Looking for handling the Japanese Chopsticks art whether you are an expert or beginner, you will find the pair of chopsticks that suits you in your Japanese Temple collection.
Chopsticks also called "hashi" in Japanese, are cultery in Asian countries. Originally, chopstcisk were used as kitchen utensils in China back to 1600 and 1200 BC. However, due to an economic crisis, Chinese people could not offer to have iron cutlery becoming to expensive, so people start to make wooden chopsticks. With time, chopsticks became very popular in Asian countries with a shape adapted to their own culture.
In Japan, chopsticks shape is around 20cm with a pointed catch food sharp at the end unlike other Asian chopsticks. For some western people, handling chopsticks is an inexplicable feat. With some trainings and lunches you will be able to cut, mix, roll, drain and separate your food!
Your Japanese Temple store offers various choice of chopsticks, some wooden choptiskcs with sober design, others with the worked handles or decorated with Japanese patterns.

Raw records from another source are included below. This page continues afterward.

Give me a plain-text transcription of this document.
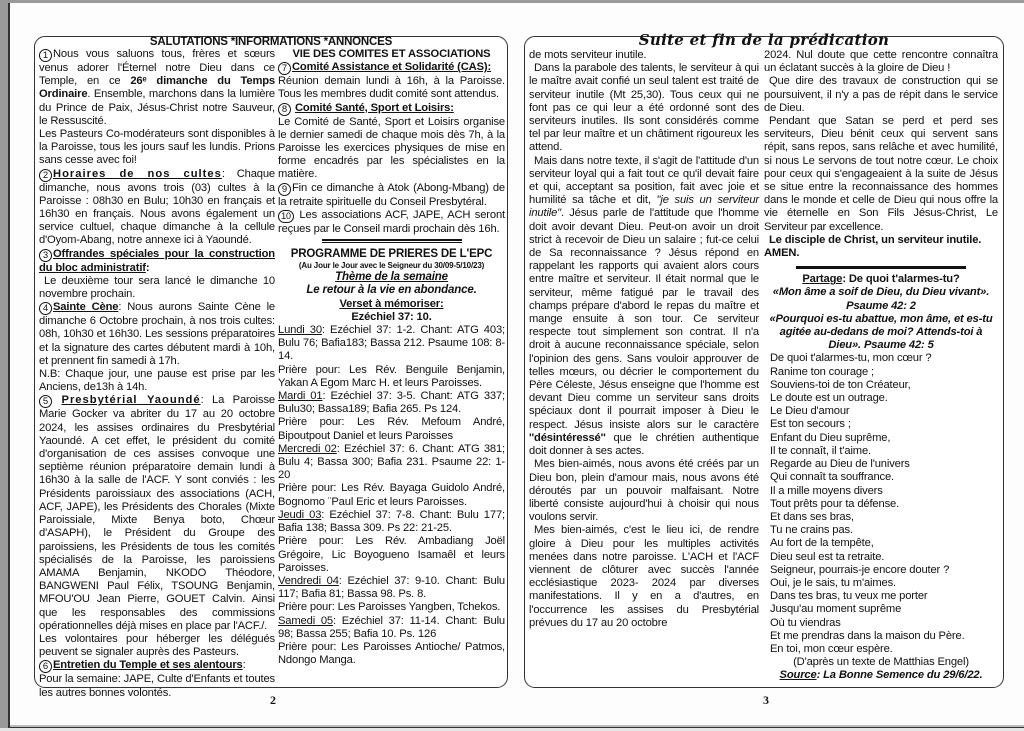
SALUTATIONS *INFORMATIONS *ANNONCES

1 Nous vous saluons tous, frères et sœurs venus adorer l'Éternel notre Dieu dans ce Temple, en ce 26ᵉ dimanche du Temps Ordinaire. Ensemble, marchons dans la lumière du Prince de Paix, Jésus-Christ notre Sauveur, le Ressuscité.

Les Pasteurs Co-modérateurs sont disponibles à la Paroisse, tous les jours sauf les lundis. Prions sans cesse avec foi!

2 Horaires de nos cultes: Chaque dimanche, nous avons trois (03) cultes à la Paroisse : 08h30 en Bulu; 10h30 en français et 16h30 en français. Nous avons également un service cultuel, chaque dimanche à la cellule d'Oyom-Abang, notre annexe ici à Yaoundé.

3 Offrandes spéciales pour la construction du bloc administratif:

Le deuxième tour sera lancé le dimanche 10 novembre prochain.

4 Sainte Cène: Nous aurons Sainte Cène le dimanche 6 Octobre prochain, à nos trois cultes: 08h, 10h30 et 16h30. Les sessions préparatoires et la signature des cartes débutent mardi à 10h, et prennent fin samedi à 17h.

N.B: Chaque jour, une pause est prise par les Anciens, de13h à 14h.

5 Presbytérial Yaoundé: La Paroisse Marie Gocker va abriter du 17 au 20 octobre 2024, les assises ordinaires du Presbytérial Yaoundé. A cet effet, le président du comité d'organisation de ces assises convoque une septième réunion préparatoire demain lundi à 16h30 à la salle de l'ACF. Y sont conviés : les Présidents paroissiaux des associations (ACH, ACF, JAPE), les Présidents des Chorales (Mixte Paroissiale, Mixte Benya boto, Chœur d'ASAPH), le Président du Groupe des paroissiens, les Présidents de tous les comités spécialisés de la Paroisse, les paroissiens AMAMA Benjamin, NKODO Théodore, BANGWENI Paul Félix, TSOUNG Benjamin, MFOU'OU Jean Pierre, GOUET Calvin. Ainsi que les responsables des commissions opérationnelles déjà mises en place par l'ACF./.

Les volontaires pour héberger les délégués peuvent se signaler auprès des Pasteurs.

6 Entretien du Temple et ses alentours:

Pour la semaine: JAPE, Culte d'Enfants et toutes les autres bonnes volontés.

VIE DES COMITES ET ASSOCIATIONS

7 Comité Assistance et Solidarité (CAS):

Réunion demain lundi à 16h, à la Paroisse. Tous les membres dudit comité sont attendus.

8 Comité Santé, Sport et Loisirs:

Le Comité de Santé, Sport et Loisirs organise le dernier samedi de chaque mois dès 7h, à la Paroisse les exercices physiques de mise en forme encadrés par les spécialistes en la matière.

9 Fin ce dimanche à Atok (Abong-Mbang) de la retraite spirituelle du Conseil Presbytéral.

10 Les associations ACF, JAPE, ACH seront reçues par le Conseil mardi prochain dès 16h.

PROGRAMME DE PRIERES DE L'EPC

(Au Jour le Jour avec le Seigneur du 30/09-5/10/23)

Thème de la semaine

Le retour à la vie en abondance.

Verset à mémoriser:

Ezéchiel 37: 10.

Lundi 30: Ezéchiel 37: 1-2. Chant: ATG 403; Bulu 76; Bafia183; Bassa 212. Psaume 108: 8-14.

Prière pour: Les Rév. Benguile Benjamin, Yakan A Egom Marc H. et leurs Paroisses.

Mardi 01: Ezéchiel 37: 3-5. Chant: ATG 337; Bulu30; Bassa189; Bafia 265. Ps 124.

Prière pour: Les Rév. Mefoum André, Bipoutpout Daniel et leurs Paroisses

Mercredi 02: Ezéchiel 37: 6. Chant: ATG 381; Bulu 4; Bassa 300; Bafia 231. Psaume 22: 1-20

Prière pour: Les Rév. Bayaga Guidolo André, Bognomo ¨Paul Eric et leurs Paroisses.

Jeudi 03: Ezéchiel 37: 7-8. Chant: Bulu 177; Bafia 138; Bassa 309. Ps 22: 21-25.

Prière pour: Les Rév. Ambadiang Joël Grégoire, Lic Boyogueno Isamaêl et leurs Paroisses.

Vendredi 04: Ezéchiel 37: 9-10. Chant: Bulu 117; Bafia 81; Bassa 98. Ps. 8.

Prière pour: Les Paroisses Yangben, Tchekos.

Samedi 05: Ezéchiel 37: 11-14. Chant: Bulu 98; Bassa 255; Bafia 10. Ps. 126

Prière pour: Les Paroisses Antioche/ Patmos, Ndongo Manga.

2
Suite et fin de la prédication

de mots serviteur inutile.

Dans la parabole des talents, le serviteur à qui le maître avait confié un seul talent est traité de serviteur inutile (Mt 25,30). Tous ceux qui ne font pas ce qui leur a été ordonné sont des serviteurs inutiles. Ils sont considérés comme tel par leur maître et un châtiment rigoureux les attend.

Mais dans notre texte, il s'agit de l'attitude d'un serviteur loyal qui a fait tout ce qu'il devait faire et qui, acceptant sa position, fait avec joie et humilité sa tâche et dit, "je suis un serviteur inutile". Jésus parle de l'attitude que l'homme doit avoir devant Dieu. Peut-on avoir un droit strict à recevoir de Dieu un salaire ; fut-ce celui de Sa reconnaissance ? Jésus répond en rappelant les rapports qui avaient alors cours entre maître et serviteur. Il était normal que le serviteur, même fatigué par le travail des champs prépare d'abord le repas du maître et mange ensuite à son tour. Ce serviteur respecte tout simplement son contrat. Il n'a droit à aucune reconnaissance spéciale, selon l'opinion des gens. Sans vouloir approuver de telles mœurs, ou décrier le comportement du Père Céleste, Jésus enseigne que l'homme est devant Dieu comme un serviteur sans droits spéciaux dont il pourrait imposer à Dieu le respect. Jésus insiste alors sur le caractère ''désintéressé'' que le chrétien authentique doit donner à ses actes.

Mes bien-aimés, nous avons été créés par un Dieu bon, plein d'amour mais, nous avons été déroutés par un pouvoir malfaisant. Notre liberté consiste aujourd'hui à choisir qui nous voulons servir.

Mes bien-aimés, c'est le lieu ici, de rendre gloire à Dieu pour les multiples activités menées dans notre paroisse. L'ACH et l'ACF viennent de clôturer avec succès l'année ecclésiastique 2023- 2024 par diverses manifestations. Il y en a d'autres, en l'occurrence les assises du Presbytérial prévues du 17 au 20 octobre

2024. Nul doute que cette rencontre connaîtra un éclatant succès à la gloire de Dieu !

Que dire des travaux de construction qui se poursuivent, il n'y a pas de répit dans le service de Dieu.

Pendant que Satan se perd et perd ses serviteurs, Dieu bénit ceux qui servent sans répit, sans repos, sans relâche et avec humilité, si nous Le servons de tout notre cœur. Le choix pour ceux qui s'engageaient à la suite de Jésus se situe entre la reconnaissance des hommes dans le monde et celle de Dieu qui nous offre la vie éternelle en Son Fils Jésus-Christ, Le Serviteur par excellence.

Le disciple de Christ, un serviteur inutile. AMEN.

Partage: De quoi t'alarmes-tu?

«Mon âme a soif de Dieu, du Dieu vivant». Psaume 42: 2

«Pourquoi es-tu abattue, mon âme, et es-tu agitée au-dedans de moi? Attends-toi à Dieu». Psaume 42: 5

De quoi t'alarmes-tu, mon cœur ?

Ranime ton courage ;

Souviens-toi de ton Créateur,

Le doute est un outrage.

Le Dieu d'amour

Est ton secours ;

Enfant du Dieu suprême,

Il te connaît, il t'aime.

Regarde au Dieu de l'univers

Qui connaît ta souffrance.

Il a mille moyens divers

Tout prêts pour ta défense.

Et dans ses bras,

Tu ne crains pas.

Au fort de la tempête,

Dieu seul est ta retraite.

Seigneur, pourrais-je encore douter ?

Oui, je le sais, tu m'aimes.

Dans tes bras, tu veux me porter

Jusqu'au moment suprême

Où tu viendras

Et me prendras dans la maison du Père.

En toi, mon cœur espère.

(D'après un texte de Matthias Engel)

Source: La Bonne Semence du 29/6/22.

3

To complete your Japanese tablewear set or to offer to someone, Japanese Temples gives you the the possibility to get your favourite chopsticks in a box of five chopsticks pairs.
Do not use chopsticks to push or prick food.

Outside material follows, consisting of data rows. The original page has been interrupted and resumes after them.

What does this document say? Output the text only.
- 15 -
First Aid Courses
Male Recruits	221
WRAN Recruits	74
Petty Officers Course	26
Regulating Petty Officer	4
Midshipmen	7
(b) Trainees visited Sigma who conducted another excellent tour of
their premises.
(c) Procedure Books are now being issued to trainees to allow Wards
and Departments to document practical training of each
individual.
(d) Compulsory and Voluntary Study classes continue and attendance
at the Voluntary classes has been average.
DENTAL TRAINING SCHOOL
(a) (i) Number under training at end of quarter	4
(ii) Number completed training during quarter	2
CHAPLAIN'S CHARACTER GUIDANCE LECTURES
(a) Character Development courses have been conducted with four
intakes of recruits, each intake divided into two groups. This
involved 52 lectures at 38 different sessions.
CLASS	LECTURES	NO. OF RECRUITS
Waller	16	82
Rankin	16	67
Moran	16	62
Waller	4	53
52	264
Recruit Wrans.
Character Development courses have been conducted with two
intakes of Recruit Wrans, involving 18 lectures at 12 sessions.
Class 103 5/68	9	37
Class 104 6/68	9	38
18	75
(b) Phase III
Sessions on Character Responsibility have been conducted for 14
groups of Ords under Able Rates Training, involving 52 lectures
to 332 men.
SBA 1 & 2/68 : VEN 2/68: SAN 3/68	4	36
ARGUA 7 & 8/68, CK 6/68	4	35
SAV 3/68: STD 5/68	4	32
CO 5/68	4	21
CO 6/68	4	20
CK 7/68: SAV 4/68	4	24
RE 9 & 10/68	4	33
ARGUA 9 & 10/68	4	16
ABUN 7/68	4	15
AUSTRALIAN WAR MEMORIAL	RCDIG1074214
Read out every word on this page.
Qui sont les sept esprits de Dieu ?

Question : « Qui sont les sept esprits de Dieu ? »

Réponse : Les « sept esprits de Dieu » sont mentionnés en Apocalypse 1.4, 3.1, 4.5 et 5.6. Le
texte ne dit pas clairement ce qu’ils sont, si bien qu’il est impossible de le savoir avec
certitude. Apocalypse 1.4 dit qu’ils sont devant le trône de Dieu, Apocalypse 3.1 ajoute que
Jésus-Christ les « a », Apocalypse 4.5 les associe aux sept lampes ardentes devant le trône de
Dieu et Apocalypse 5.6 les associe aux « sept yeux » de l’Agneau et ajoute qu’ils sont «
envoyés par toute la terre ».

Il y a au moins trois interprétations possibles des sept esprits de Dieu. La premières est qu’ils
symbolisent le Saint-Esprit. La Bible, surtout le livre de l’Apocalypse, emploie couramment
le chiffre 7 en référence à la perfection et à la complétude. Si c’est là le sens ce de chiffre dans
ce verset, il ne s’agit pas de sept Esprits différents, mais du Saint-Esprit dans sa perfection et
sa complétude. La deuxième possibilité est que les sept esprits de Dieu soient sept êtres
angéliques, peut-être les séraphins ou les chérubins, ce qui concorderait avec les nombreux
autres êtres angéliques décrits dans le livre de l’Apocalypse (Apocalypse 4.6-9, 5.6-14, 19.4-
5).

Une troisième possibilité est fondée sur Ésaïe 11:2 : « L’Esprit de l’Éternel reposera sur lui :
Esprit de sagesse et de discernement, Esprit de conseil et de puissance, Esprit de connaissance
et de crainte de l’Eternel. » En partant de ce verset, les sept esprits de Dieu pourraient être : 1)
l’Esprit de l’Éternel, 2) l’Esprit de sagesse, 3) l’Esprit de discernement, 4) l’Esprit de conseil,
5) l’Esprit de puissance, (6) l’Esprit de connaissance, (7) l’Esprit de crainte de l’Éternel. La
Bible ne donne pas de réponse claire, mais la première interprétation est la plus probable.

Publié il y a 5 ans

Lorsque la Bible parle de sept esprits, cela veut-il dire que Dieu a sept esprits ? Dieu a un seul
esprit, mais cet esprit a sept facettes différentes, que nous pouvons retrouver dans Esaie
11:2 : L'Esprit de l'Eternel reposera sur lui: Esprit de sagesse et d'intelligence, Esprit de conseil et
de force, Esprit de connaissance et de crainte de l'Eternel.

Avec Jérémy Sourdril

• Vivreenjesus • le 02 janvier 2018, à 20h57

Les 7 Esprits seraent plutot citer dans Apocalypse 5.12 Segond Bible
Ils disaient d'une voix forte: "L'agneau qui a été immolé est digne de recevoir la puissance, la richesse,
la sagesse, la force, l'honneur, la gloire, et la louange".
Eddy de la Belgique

Never plant your chopsticks vertically in your bowl of rice, nor pass food to someone from chopsticks to chopsticks and even less cross their chopsticks. All these gestures are reserved for the worship of the dead and the ancestors in Buddhism. Making these gestures at the table would then be a sign of bad omen or misfortune.
Chopsticks are only used for eating, so other gestures should be avoided such as licking them, using them with a toothpick, drawing with them or even flying over dishes with their chopsticks without deciding what to take.
Now you have these few main rules in your mind, you can enjoy a good ramen or a sushi platter in the rules of Japanese culinary art.